Which may or may not actually have been dancing. But as my pee mingled with the pees of a thousand other pilgrims, I felt at one with the universe. LOL
I assure you though—my own dancing found a whole new gear after the pee river scene closed and I turned back around to face the stage.
Another image indelibly etched into my psyche from that night/morning was when the sun finally rose, to the strains of ‘2001’ and then ‘Velvet Sea’ and finally a reprise of ‘The Meatstick’.... I slowly walked back to the enormous campground, transfixed by the contrast of a glorious Everglades sunrise above, and a ground scattered with plastic baggies with one corner torn off—there must have been thousands.
Back in those days of the multiple day, Phish-only festival, which really was the precursor to Bonnaroo and all its clones nowadays, it was commonplace for you to line up at the turnstyle until the signal was given for you the masses to be allowed to sprint for the big field in front of the stage.
None of the hardcore kids had folding chairs or any of that nonsense. You would have your backpack, your snacks, your treats, and a gallon jug of water or two. And you would run like the wind into that euphoric dust, seeking a spot as close to the stage as possible.
And so it was for Big Cypress and JRM. Of course I made friends with all kinds of surrounding groups once we made it down by the stage, laid out our blankets, and waited for the music to start. Everyone was very community minded with their goodies, but you just didn’t see those groups of people going too far. No one was belligerently drunk. No one was trying to outcool anyone else.

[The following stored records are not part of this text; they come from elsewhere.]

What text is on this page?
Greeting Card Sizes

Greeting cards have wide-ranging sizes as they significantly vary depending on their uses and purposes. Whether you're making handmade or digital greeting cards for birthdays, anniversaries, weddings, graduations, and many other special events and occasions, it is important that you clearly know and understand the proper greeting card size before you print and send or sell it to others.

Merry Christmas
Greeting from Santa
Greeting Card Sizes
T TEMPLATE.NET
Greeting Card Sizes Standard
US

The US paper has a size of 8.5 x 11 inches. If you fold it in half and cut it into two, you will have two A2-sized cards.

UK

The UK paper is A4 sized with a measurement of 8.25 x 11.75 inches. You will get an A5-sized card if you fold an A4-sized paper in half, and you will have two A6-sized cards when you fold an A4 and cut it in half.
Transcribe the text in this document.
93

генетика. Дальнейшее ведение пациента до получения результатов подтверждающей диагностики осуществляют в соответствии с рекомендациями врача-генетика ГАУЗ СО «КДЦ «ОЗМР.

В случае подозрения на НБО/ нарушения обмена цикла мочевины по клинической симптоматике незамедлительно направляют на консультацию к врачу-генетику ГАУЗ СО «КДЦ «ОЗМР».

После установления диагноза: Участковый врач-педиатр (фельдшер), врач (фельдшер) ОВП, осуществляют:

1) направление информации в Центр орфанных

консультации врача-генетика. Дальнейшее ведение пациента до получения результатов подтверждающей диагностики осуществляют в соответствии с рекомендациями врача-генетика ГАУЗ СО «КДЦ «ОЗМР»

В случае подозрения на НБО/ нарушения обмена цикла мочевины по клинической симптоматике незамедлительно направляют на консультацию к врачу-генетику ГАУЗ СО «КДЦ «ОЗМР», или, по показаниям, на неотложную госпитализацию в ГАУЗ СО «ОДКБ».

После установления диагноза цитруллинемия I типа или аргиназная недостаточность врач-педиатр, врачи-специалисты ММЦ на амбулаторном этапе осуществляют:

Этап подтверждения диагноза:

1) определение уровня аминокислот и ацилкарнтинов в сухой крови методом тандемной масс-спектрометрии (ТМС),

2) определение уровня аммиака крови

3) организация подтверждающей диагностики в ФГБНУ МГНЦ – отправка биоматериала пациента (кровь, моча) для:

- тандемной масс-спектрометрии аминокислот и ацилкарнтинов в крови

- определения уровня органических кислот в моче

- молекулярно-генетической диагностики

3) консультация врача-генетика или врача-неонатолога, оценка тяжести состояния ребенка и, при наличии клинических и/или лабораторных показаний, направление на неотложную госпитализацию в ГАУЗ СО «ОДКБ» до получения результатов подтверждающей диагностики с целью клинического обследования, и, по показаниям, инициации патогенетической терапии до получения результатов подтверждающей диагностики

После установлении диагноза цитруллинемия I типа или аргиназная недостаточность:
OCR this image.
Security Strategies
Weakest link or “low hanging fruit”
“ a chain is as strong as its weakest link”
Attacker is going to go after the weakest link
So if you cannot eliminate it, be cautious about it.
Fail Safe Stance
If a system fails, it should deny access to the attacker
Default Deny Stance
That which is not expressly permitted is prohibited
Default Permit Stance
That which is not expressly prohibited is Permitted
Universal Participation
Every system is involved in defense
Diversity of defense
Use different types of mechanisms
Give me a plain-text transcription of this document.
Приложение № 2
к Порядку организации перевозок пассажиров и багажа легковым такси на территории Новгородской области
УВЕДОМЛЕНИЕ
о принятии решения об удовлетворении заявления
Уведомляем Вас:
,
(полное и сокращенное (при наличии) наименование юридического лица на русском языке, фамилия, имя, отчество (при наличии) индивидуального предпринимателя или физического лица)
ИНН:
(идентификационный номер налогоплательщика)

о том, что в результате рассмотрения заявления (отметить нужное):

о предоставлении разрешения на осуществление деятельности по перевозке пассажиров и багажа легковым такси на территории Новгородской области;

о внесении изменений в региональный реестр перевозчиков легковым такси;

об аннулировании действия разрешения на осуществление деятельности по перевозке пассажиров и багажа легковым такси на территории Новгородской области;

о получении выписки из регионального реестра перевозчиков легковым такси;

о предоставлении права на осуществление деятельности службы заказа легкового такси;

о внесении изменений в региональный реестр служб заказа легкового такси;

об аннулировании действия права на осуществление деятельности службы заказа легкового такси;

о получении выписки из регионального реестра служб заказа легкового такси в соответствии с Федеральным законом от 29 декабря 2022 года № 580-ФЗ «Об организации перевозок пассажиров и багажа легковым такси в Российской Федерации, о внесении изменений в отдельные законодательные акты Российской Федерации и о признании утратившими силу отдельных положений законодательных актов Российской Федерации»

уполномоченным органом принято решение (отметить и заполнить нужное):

But, after I guess it was, 15 hours in that field, I simply couldn’t hold it anymore. I was feeling sick. And I swear I thought that jug was the last of my water… rather than someone else’s old water stash that had now been converted into a makeshift I’m-not-giving-up-my-spot-right-in-front-of-the-stage-just-to-go-pee solution.
Needless to say, my bladder problem did not subside with the sudden knowledge that I needed to cleanse myself of said solution from both ends!
Is it ironic that many Phish haters over the years have alluded to Trey and his guitar solos as “Peeing in someone’s ears”? LOL
Going back to the broader angle of ‘The Most Amazing Live Moments’ EVER that I’ve seen in a postable format whether or not I was there (after all, I come from a small rural town in the Appalachian mountains, not even the Southern Paris [Hick-ory]...
Let me remind you all of the glory of pop music: Especially the last one, Pos, I put that in there for you man. Not really—I just think the man has a billion times more cajones than anyone to stand there like that, on Live TV, lip-sync/vocoder autotuning, in front of a screen like the one he was mocked for at ‘Roo… and just geek out like that.
I don’t even care if it fits any definition. Live Performance Art with Music too, then, if you must. Whether it was a Swedish dude with a Macbook, with Britney out front with that snake, or whatever…. that was a definitive live music moment to me. Whether or not she, or Kanye could actually sing, or did—I don’t care really. I love dance music, pop music… it’s an art form of its own that involves theater and acting as well as movement. No, it’s not the same discipline as learning an instrument, it’s even more fickle. It has to do with charisma and beauty and other less serious-art concepts, it’s more the realm of the young and trendy. And it can be irrelevant, silly, self-mocking, and outrageous as a result, I think—but sometimes, also even more penetrating and significant.